Asked by James

A 16-kg child sits on a 5-kg sled and slides down a 143-meter, 30-degree slope, to the nearest m/s what is his or her speed at the bottom?

Answers

Answered by drwls
They want you to neglect friction and use conservation of energy. The masses will not affect the result.

g*L*sin30 = V^2/2

L = 143 m
g = 9.81 m/s^2
Solve for V, and round to nearest m/s

The m/s number that you get will correspond to well over 100 miles per hour - a very unsafe value.

There will actually be appreciable friction unless they are on an ice-covered luge run, and using no brakes or foot dragging.
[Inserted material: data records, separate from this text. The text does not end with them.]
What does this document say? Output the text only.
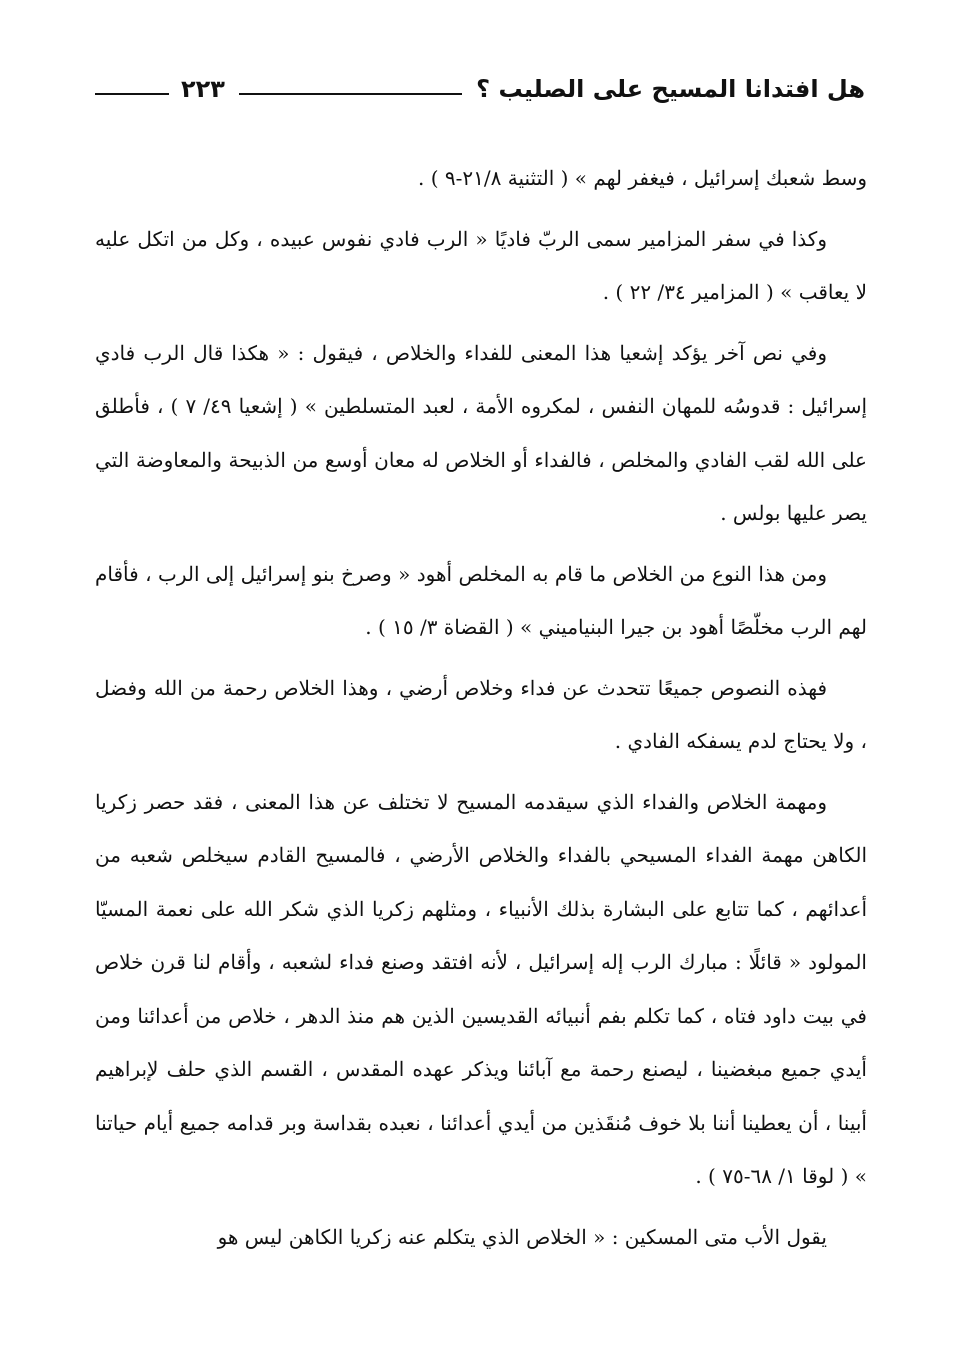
هل افتدانا المسيح على الصليب ؟
٢٢٣

وسط شعبك إسرائيل ، فيغفر لهم » ( التثنية ٢١/٨-٩ ) .

وكذا في سفر المزامير سمى الربّ فاديًا « الرب فادي نفوس عبيده ، وكل من اتكل عليه لا يعاقب » ( المزامير ٣٤/ ٢٢ ) .

وفي نص آخر يؤكد إشعيا هذا المعنى للفداء والخلاص ، فيقول : « هكذا قال الرب فادي إسرائيل : قدوسُه للمهان النفس ، لمكروه الأمة ، لعبد المتسلطين » ( إشعيا ٤٩/ ٧ ) ، فأطلق على الله لقب الفادي والمخلص ، فالفداء أو الخلاص له معان أوسع من الذبيحة والمعاوضة التي يصر عليها بولس .

ومن هذا النوع من الخلاص ما قام به المخلص أهود « وصرخ بنو إسرائيل إلى الرب ، فأقام لهم الرب مخلّصًا أهود بن جيرا البنياميني » ( القضاة ٣/ ١٥ ) .

فهذه النصوص جميعًا تتحدث عن فداء وخلاص أرضي ، وهذا الخلاص رحمة من الله وفضل ، ولا يحتاج لدم يسفكه الفادي .

ومهمة الخلاص والفداء الذي سيقدمه المسيح لا تختلف عن هذا المعنى ، فقد حصر زكريا الكاهن مهمة الفداء المسيحي بالفداء والخلاص الأرضي ، فالمسيح القادم سيخلص شعبه من أعدائهم ، كما تتابع على البشارة بذلك الأنبياء ، ومثلهم زكريا الذي شكر الله على نعمة المسيّا المولود « قائلًا : مبارك الرب إله إسرائيل ، لأنه افتقد وصنع فداء لشعبه ، وأقام لنا قرن خلاص في بيت داود فتاه ، كما تكلم بفم أنبيائه القديسين الذين هم منذ الدهر ، خلاص من أعدائنا ومن أيدي جميع مبغضينا ، ليصنع رحمة مع آبائنا ويذكر عهده المقدس ، القسم الذي حلف لإبراهيم أبينا ، أن يعطينا أننا بلا خوف مُنقَذين من أيدي أعدائنا ، نعبده بقداسة وبر قدامه جميع أيام حياتنا » ( لوقا ١/ ٦٨-٧٥ ) .

يقول الأب متى المسكين : « الخلاص الذي يتكلم عنه زكريا الكاهن ليس هو
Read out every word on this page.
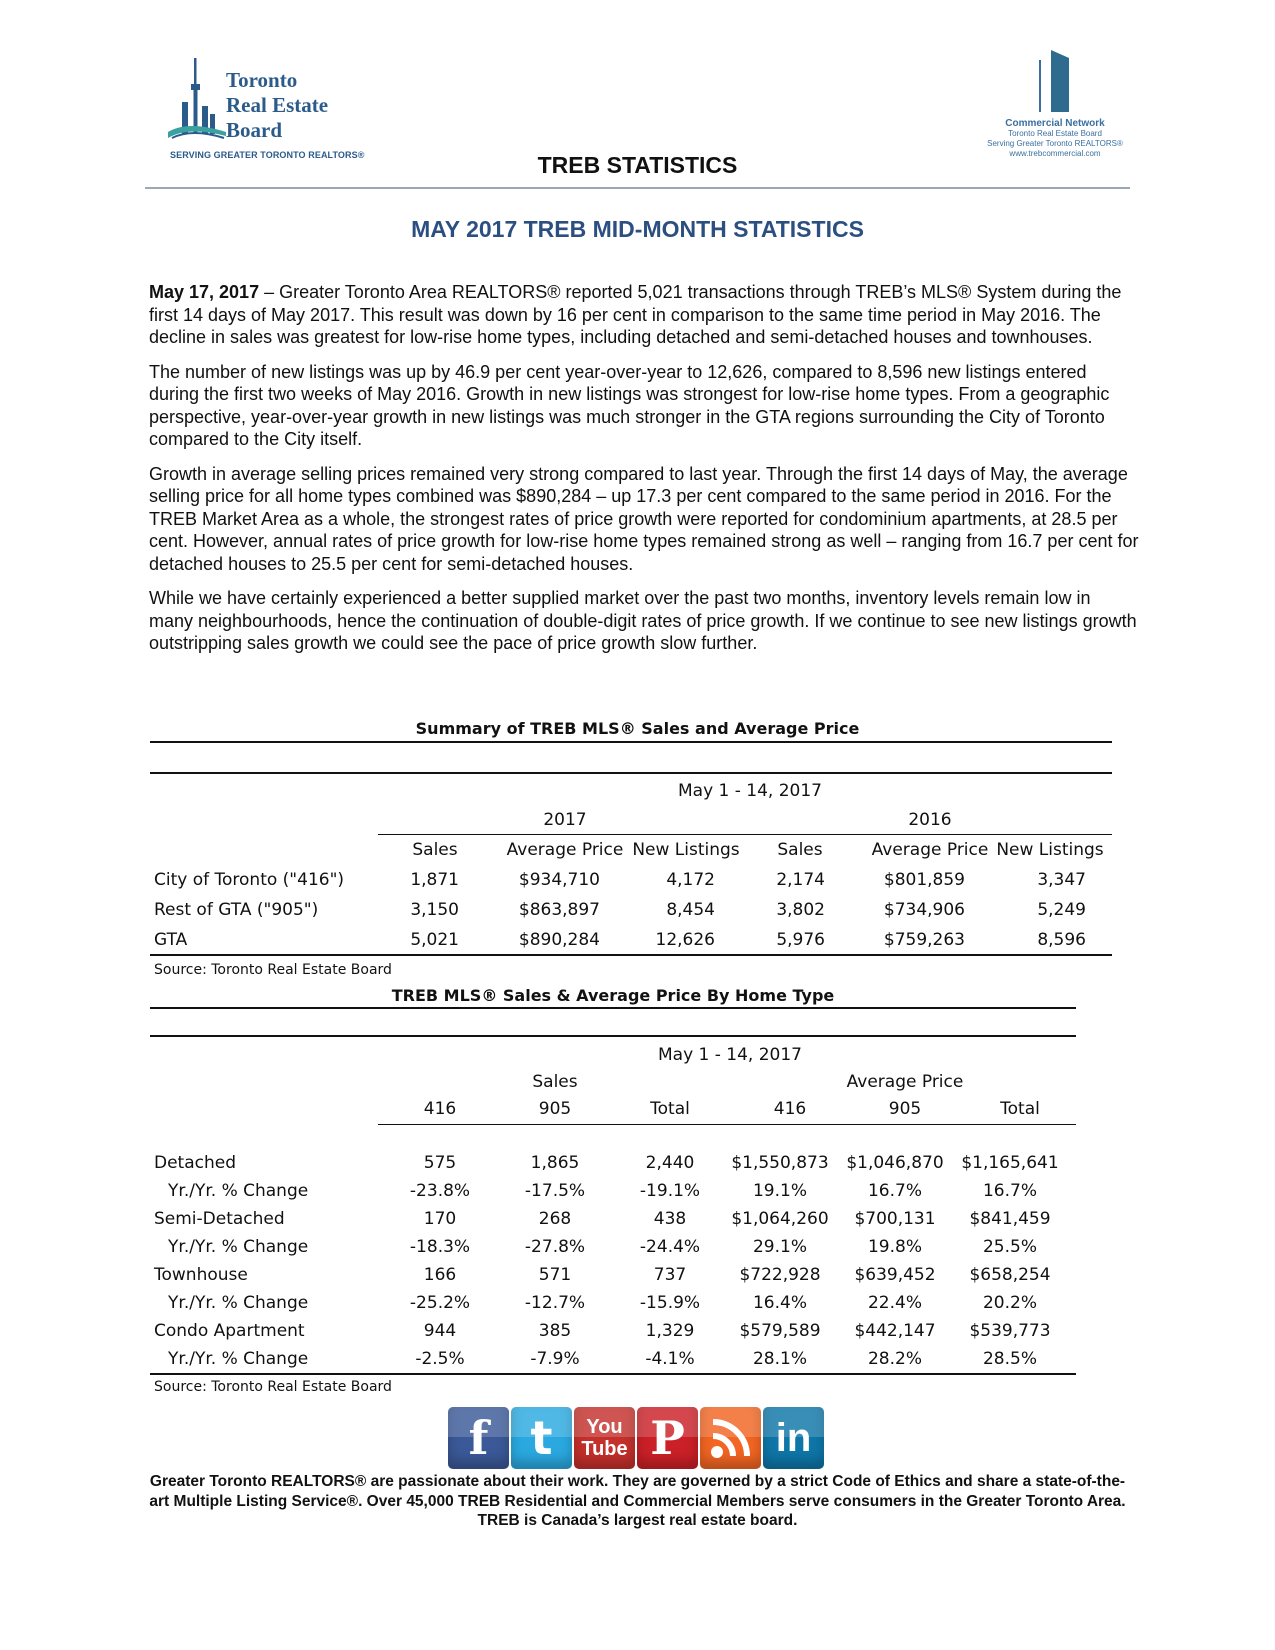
Toronto
Real Estate
Board
SERVING GREATER TORONTO REALTORS®
Commercial Network
Toronto Real Estate Board
Serving Greater Toronto REALTORS®
www.trebcommercial.com
TREB STATISTICS
MAY 2017 TREB MID-MONTH STATISTICS

May 17, 2017 – Greater Toronto Area REALTORS® reported 5,021 transactions through TREB’s MLS® System during the first 14 days of May 2017. This result was down by 16 per cent in comparison to the same time period in May 2016. The decline in sales was greatest for low-rise home types, including detached and semi-detached houses and townhouses.

The number of new listings was up by 46.9 per cent year-over-year to 12,626, compared to 8,596 new listings entered during the first two weeks of May 2016. Growth in new listings was strongest for low-rise home types. From a geographic perspective, year-over-year growth in new listings was much stronger in the GTA regions surrounding the City of Toronto compared to the City itself.

Growth in average selling prices remained very strong compared to last year. Through the first 14 days of May, the average selling price for all home types combined was $890,284 – up 17.3 per cent compared to the same period in 2016. For the TREB Market Area as a whole, the strongest rates of price growth were reported for condominium apartments, at 28.5 per cent. However, annual rates of price growth for low-rise home types remained strong as well – ranging from 16.7 per cent for detached houses to 25.5 per cent for semi-detached houses.

While we have certainly experienced a better supplied market over the past two months, inventory levels remain low in many neighbourhoods, hence the continuation of double-digit rates of price growth. If we continue to see new listings growth outstripping sales growth we could see the pace of price growth slow further.

Summary of TREB MLS® Sales and Average Price
May 1 - 14, 2017
2017	2016
Sales	Average Price New Listings	Sales	Average Price New Listings
City of Toronto ("416")	1,871	$934,710	4,172	2,174	$801,859	3,347
Rest of GTA ("905")	3,150	$863,897	8,454	3,802	$734,906	5,249
GTA	5,021	$890,284	12,626	5,976	$759,263	8,596
Source: Toronto Real Estate Board
TREB MLS® Sales & Average Price By Home Type
May 1 - 14, 2017
Sales	Average Price
416	905	Total	416	905	Total
Detached	575	1,865	2,440	$1,550,873	$1,046,870	$1,165,641
Yr./Yr. % Change	-23.8%	-17.5%	-19.1%	19.1%	16.7%	16.7%
Semi-Detached	170	268	438	$1,064,260	$700,131	$841,459
Yr./Yr. % Change	-18.3%	-27.8%	-24.4%	29.1%	19.8%	25.5%
Townhouse	166	571	737	$722,928	$639,452	$658,254
Yr./Yr. % Change	-25.2%	-12.7%	-15.9%	16.4%	22.4%	20.2%
Condo Apartment	944	385	1,329	$579,589	$442,147	$539,773
Yr./Yr. % Change	-2.5%	-7.9%	-4.1%	28.1%	28.2%	28.5%
Source: Toronto Real Estate Board
f t You
Tube P in
Greater Toronto REALTORS® are passionate about their work. They are governed by a strict Code of Ethics and share a state-of-the-art Multiple Listing Service®. Over 45,000 TREB Residential and Commercial Members serve consumers in the Greater Toronto Area. TREB is Canada’s largest real estate board.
This is a rather unrealistic problem.
Answered by James
THANKYOU
Answered by James
Thank you drwls, there is another question that I am not getting really well right now. It is this: Two skaters are in the exact center of a circular frozen pond. Skater 1 pushes skater 2 off with a force of 100 N for 1.4 seconds. If skater 1 has a mass of 30 kg and skater 2 has a mass of 74 kg, what is the relative velocity (v1 - v2) after the push to the nearest hundredth of a m/s? After reaching the other shore, how fast, to the nearest tenth of a m/s, must skater 1 run around the lake to meet skater 2 at the opposite shore?